A Rescaldina sono stati piantati 300 alberi tra aceri, carpini, cornioli, noccioli, frassini, prugnoli, viburni e querce e 850 piante erbacee come anemoni, mughetti, fragole di bosco e primule. A Cislago il miglioramento forestale è stato realizzato con 150 alberi e 1450 piante erbacee. Inoltre, in entrambe le aree, grazie allo studio FA Natura, abbiamo traslocato 800 piantine di dente di cane e consolida minore, specie di pregio tipiche del nostro sottobosco, ma con una distribuzione discontinua nel PLIS del Rugareto.

Le pozze oggi sono piene, ma alcune piante hanno sofferto la carenza di acqua nella stagione estiva, soprattutto nell’area di Rescaldina dove, a inizio ottobre, molti alberi si presentavano con le foglie secche.

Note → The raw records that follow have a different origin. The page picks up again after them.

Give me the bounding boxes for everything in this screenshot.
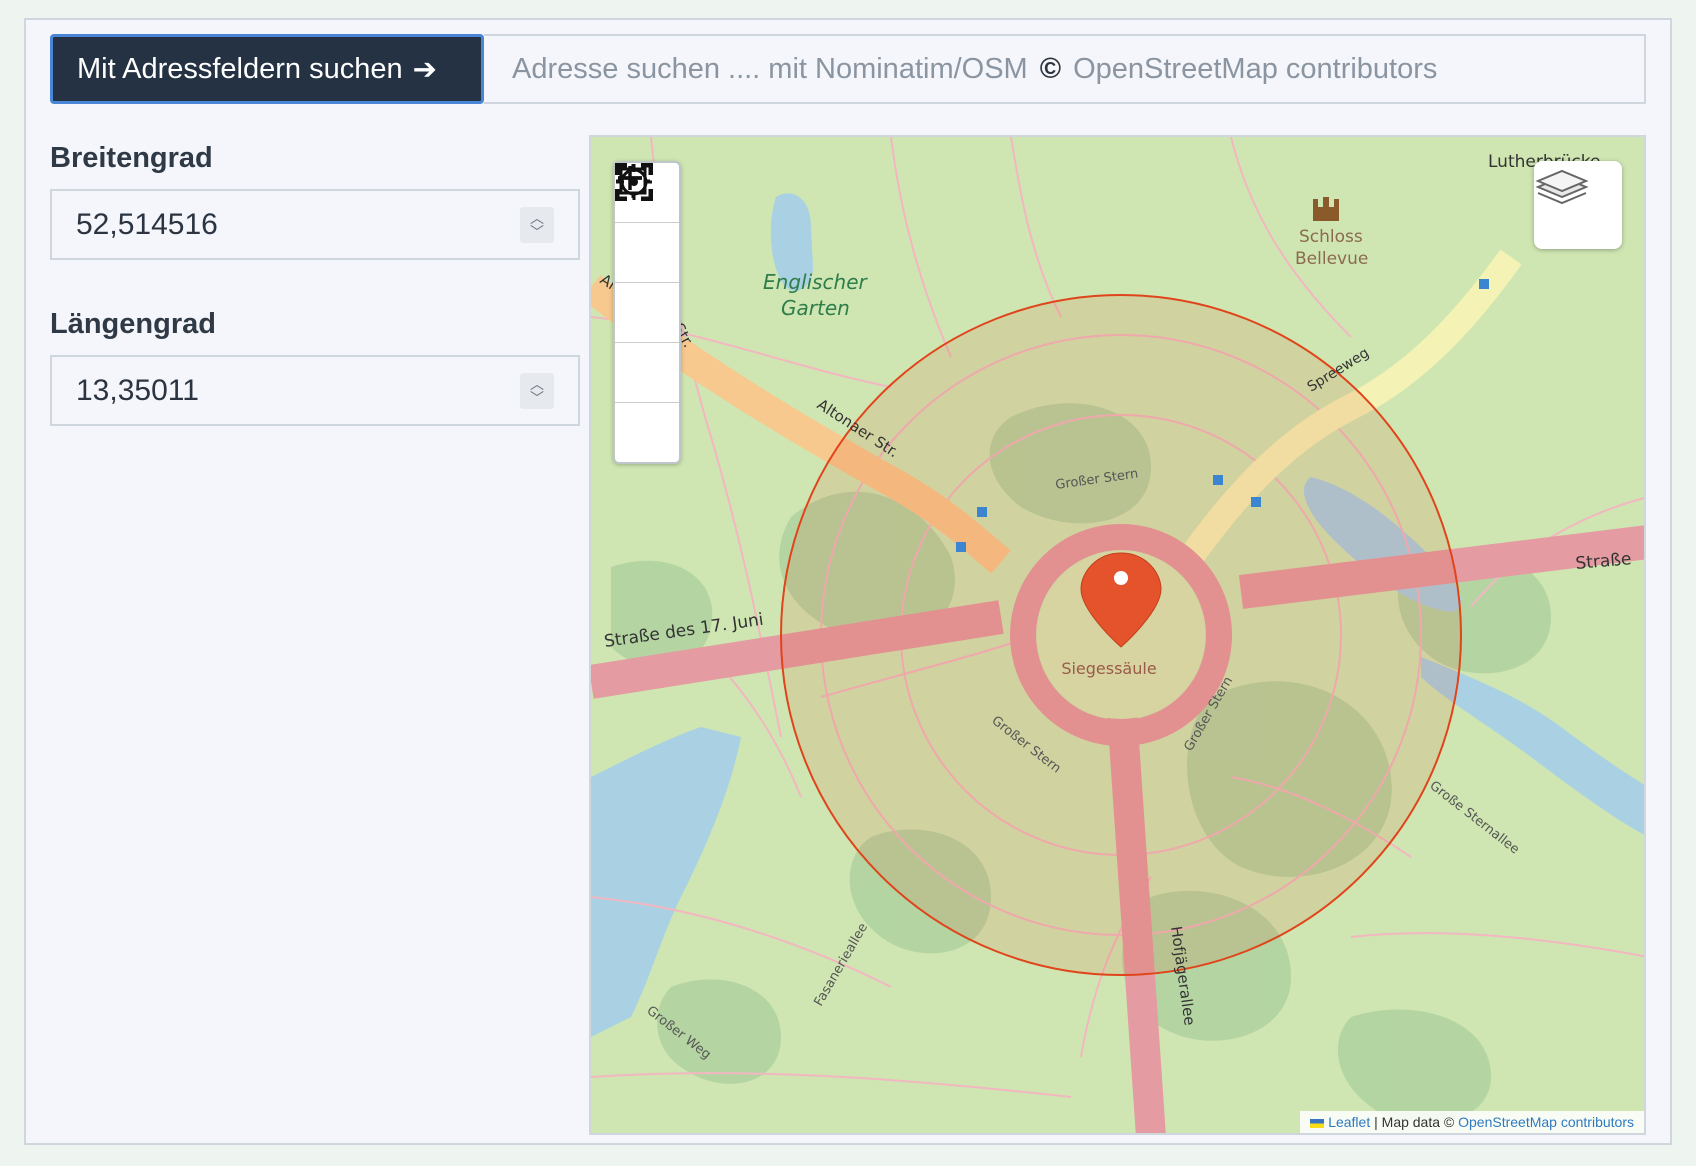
- longitude-input[interactable]: 13,35011 ︿ ﹀: [50, 355, 580, 426]
- arrow-right-icon: ➔: [412, 53, 437, 86]
- map-tiles[interactable]: Siegessäule Großer Stern Großer Stern Gr…: [591, 137, 1646, 1135]
- label-siegessaeule: Siegessäule: [1061, 659, 1156, 678]
- copyright-icon: ©: [1039, 52, 1062, 85]
- locate-icon: [616, 164, 652, 200]
- search-button-label: Mit Adressfeldern suchen: [77, 52, 403, 85]
- map[interactable]: Siegessäule Großer Stern Großer Stern Gr…: [589, 135, 1646, 1135]
- osm-contributors-link[interactable]: OpenStreetMap contributors: [1458, 1114, 1634, 1130]
- search-placeholder-suffix: OpenStreetMap contributors: [1073, 52, 1438, 85]
- label-bellevue: Bellevue: [1295, 249, 1368, 269]
- label-garten: Garten: [781, 296, 850, 320]
- chevron-down-icon[interactable]: ﹀: [530, 391, 544, 405]
- locate-button[interactable]: [615, 164, 679, 462]
- address-search-input[interactable]: Adresse suchen .... mit Nominatim/OSM © …: [484, 34, 1646, 104]
- leaflet-link[interactable]: Leaflet: [1328, 1114, 1370, 1130]
- ukraine-flag-icon: [1310, 1118, 1325, 1128]
- fit-bounds-button[interactable]: [615, 164, 679, 403]
- layers-icon: [1535, 169, 1589, 205]
- latitude-label: Breitengrad: [50, 142, 213, 174]
- latitude-spinner[interactable]: ︿ ﹀: [520, 207, 554, 243]
- attribution-separator: | Map data ©: [1374, 1114, 1455, 1130]
- longitude-spinner[interactable]: ︿ ﹀: [520, 373, 554, 409]
- label-schloss: Schloss: [1299, 227, 1363, 247]
- search-placeholder-prefix: Adresse suchen .... mit Nominatim/OSM: [512, 52, 1028, 85]
- zoom-in-button[interactable]: [615, 166, 679, 283]
- zoom-out-button[interactable]: [615, 176, 679, 343]
- map-controls: [613, 161, 681, 464]
- label-englischer: Englischer: [763, 270, 869, 294]
- longitude-label: Längengrad: [50, 308, 216, 340]
- map-attribution: Leaflet | Map data © OpenStreetMap contr…: [1300, 1111, 1644, 1133]
- latitude-value: 52,514516: [76, 207, 218, 241]
- chevron-up-icon[interactable]: ︿: [530, 211, 544, 225]
- chevron-down-icon[interactable]: ﹀: [530, 225, 544, 239]
- layers-button[interactable]: [1534, 161, 1622, 249]
- longitude-value: 13,35011: [76, 373, 199, 407]
- castle-icon: [1313, 197, 1339, 221]
- address-fields-search-button[interactable]: Mit Adressfeldern suchen ➔: [50, 34, 484, 104]
- chevron-up-icon[interactable]: ︿: [530, 377, 544, 391]
- latitude-input[interactable]: 52,514516 ︿ ﹀: [50, 189, 580, 260]
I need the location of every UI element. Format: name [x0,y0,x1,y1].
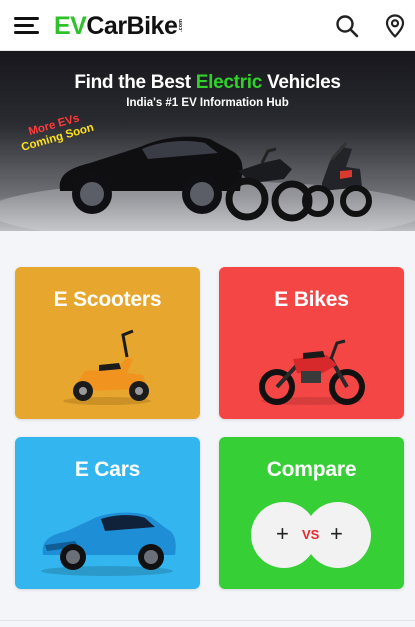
category-label: Compare [266,458,357,481]
category-card-compare[interactable]: Compare + VS + [219,437,404,589]
logo-tld-text: .com [178,19,185,32]
section-divider [0,620,415,621]
logo-ev-text: EV [54,12,87,40]
logo-carbike-text: CarBike [86,12,178,40]
hero-banner[interactable]: Find the Best Electric Vehicles India's … [0,51,415,231]
site-logo[interactable]: EV CarBike .com [54,11,184,41]
search-icon[interactable] [334,13,360,39]
electric-motorbike-image [259,339,365,405]
hero-subtitle: India's #1 EV Information Hub [126,97,289,109]
plus-icon: + [330,521,343,546]
app-header: EV CarBike .com [0,0,415,51]
category-card-e-bikes[interactable]: E Bikes [219,267,404,419]
electric-car-image [41,512,176,576]
category-label: E Scooters [53,288,162,311]
plus-icon: + [276,521,289,546]
electric-scooter-image [63,329,151,405]
category-card-e-cars[interactable]: E Cars [15,437,200,589]
hero-title-accent: Electric [195,72,263,93]
category-label: E Cars [74,458,141,481]
category-label: E Bikes [274,288,349,311]
hamburger-menu-icon[interactable] [14,14,42,38]
vs-label: VS [302,527,320,542]
location-pin-icon[interactable] [382,13,408,39]
hero-title: Find the Best Electric Vehicles [74,72,341,93]
category-card-e-scooters[interactable]: E Scooters [15,267,200,419]
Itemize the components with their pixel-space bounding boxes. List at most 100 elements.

A Cislago le specie esotiche – in particolare robinia e fitolacca – hanno nuovamente invaso la zona in cui era stato effettuato il rimboschimento con specie autoctone. Per garantire l’attecchimento delle specie sono previsti degli interventi di manutenzione nel 2020, in modo da contenere la ricrescita delle specie esotiche e rampicanti.

La riqualificazione di queste aree è resa possibile dal progetto Sistema Olona, grazie al sostegno di Fondazione Cariplo, con cui Istituto Oikos protegge gli ambienti acquatici fluviali e le numerose specie che li abitano.